At first glance, these two groups of scriptures seem to be in conflict with one another. One group is full of God’s unconditional promises; the other is full of conditional statements.
But when I read these scriptures through Jesus-glasses, I found not one scripture that said you can lose your salvation. Although there are bad consequences to straying or falling from grace, having your Father unchild you is not one of them.
(If this is news to you, I recommend reading this list of the top 12 promises regarding your eternal security.)
Can you lose your salvation?
Not a chance. God’s Word is crystal clear.
So why do people worry that they can?
They worry because they don’t know what makes the new covenant new. They confuse the “we wills” of the old covenant with the “he wills” of the new. They believe that Jesus saves them, but they don’t know that Jesus also keeps them. They worry they can undo what they never wrought in the first place. They fear they can compel God to do what he said he wouldn’t.
There will always be some who say you may be lost at the end. (I call them insecurity preachers because their anxious and fear-filled messages are designed to dislodge you from your secure position.) But those who say such things make one of two bad assumptions:
Bad assumption #1: Salvation starts later (you’re not saved yet)
Yet the Bible says those in Christ have been made new. New life is now, not tomorrow.
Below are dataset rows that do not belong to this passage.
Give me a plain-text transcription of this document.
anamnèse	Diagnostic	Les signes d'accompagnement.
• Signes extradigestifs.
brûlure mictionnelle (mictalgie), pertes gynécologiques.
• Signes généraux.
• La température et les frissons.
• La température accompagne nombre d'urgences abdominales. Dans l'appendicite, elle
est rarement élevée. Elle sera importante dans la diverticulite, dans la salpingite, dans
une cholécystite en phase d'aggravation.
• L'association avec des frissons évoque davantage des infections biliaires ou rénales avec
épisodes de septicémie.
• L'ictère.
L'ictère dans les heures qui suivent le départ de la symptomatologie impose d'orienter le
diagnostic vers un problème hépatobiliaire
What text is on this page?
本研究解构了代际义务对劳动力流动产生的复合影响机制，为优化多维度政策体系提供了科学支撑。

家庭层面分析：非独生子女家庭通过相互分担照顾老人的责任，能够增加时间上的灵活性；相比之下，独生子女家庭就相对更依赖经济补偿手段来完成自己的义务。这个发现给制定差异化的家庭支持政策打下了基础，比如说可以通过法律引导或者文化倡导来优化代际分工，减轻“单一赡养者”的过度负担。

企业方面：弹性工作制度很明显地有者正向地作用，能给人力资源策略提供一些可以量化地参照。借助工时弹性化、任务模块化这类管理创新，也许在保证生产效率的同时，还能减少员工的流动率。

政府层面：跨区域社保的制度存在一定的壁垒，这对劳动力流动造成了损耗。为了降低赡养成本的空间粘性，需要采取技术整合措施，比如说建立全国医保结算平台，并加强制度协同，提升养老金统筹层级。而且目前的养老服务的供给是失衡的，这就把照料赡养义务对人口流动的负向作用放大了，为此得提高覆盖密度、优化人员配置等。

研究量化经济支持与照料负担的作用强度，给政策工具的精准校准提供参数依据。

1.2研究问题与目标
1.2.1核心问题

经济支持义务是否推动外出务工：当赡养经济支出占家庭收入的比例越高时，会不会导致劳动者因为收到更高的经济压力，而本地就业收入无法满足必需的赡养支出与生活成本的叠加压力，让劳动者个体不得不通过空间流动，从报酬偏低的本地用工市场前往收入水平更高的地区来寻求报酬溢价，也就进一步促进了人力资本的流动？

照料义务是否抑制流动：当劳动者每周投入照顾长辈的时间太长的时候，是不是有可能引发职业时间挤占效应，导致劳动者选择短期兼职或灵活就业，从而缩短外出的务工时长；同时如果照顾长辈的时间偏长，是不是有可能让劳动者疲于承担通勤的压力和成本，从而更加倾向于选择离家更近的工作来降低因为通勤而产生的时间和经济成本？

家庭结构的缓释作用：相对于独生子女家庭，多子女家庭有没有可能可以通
Sure, we are waiting for the redemption of bodies, when that which is perishable puts on immortality. But you are not your body and in Christ you are saved now. Today is the day of salvation.
Bad assumption #2: Salvation is not forever (you can lose it)
Is it possible to lose the gift of salvation? The insecurity preachers say yes. “Your salvation is temporary, on probation.” But that’s not what the Bible says.
And having been perfected, Jesus became the author of eternal salvation to all who obey him (Heb 5:9)
If you are saved now, you are saved eternally. Jesus doesn’t do partial salvations or temporary salvations or trial salvations. He only authors eternal salvations.
Incidentally, the original word for eternal is sometimes translated as forever or everlasting. Your eternal salvation is forever and everlasting.
You are saved forever and ever and ever!
Because Jesus’ blood obtained an eternal redemption (Heb 9:12), you have an eternal inheritance (Heb 9:15), guaranteed by an eternal covenant (Heb 13:20), resulting in eternal life (John 3:16) and a welcome into the eternal kingdom (2 Pet 1:11) by the eternal God (Rom 16:26).
Which is why the eternal gospel (Rev 14:6) gives us eternal comfort (2 Thess 2:16).
There are hundreds of scriptures proving your salvation is secure, but I will leave you with just one:
I tell you the truth, whoever hears my word and believes him who sent me has eternal life and will not be condemned; he has crossed over from death to life. (John 5:24)
Those who preach insecurity make one of two assumptions, and Jesus demolishes both of them here. “He has crossed over from death to life.” There goes assumption #1. New life is not something you experience in the sweet by and by, but something to enjoy today.
“Whoever hears and believes has eternal life and will not be condemned.” And there goes assumption #2. If you believe, you will never be condemned. One with the Lord you simply cannot lose your salvation.
“But what if I stop believing?” You will no longer enjoy eternal life, but you won’t lose eternal life. If you could lose it, it wouldn’t be eternal, would it?
I have written this to you who believe in the name of the Son of God, so that you may know you have eternal life. (1 John 5:13)
Your salvation is not something to wonder or worry about. John writes, and so do I, so that you may know with certainty that, in Christ, you have eternal life.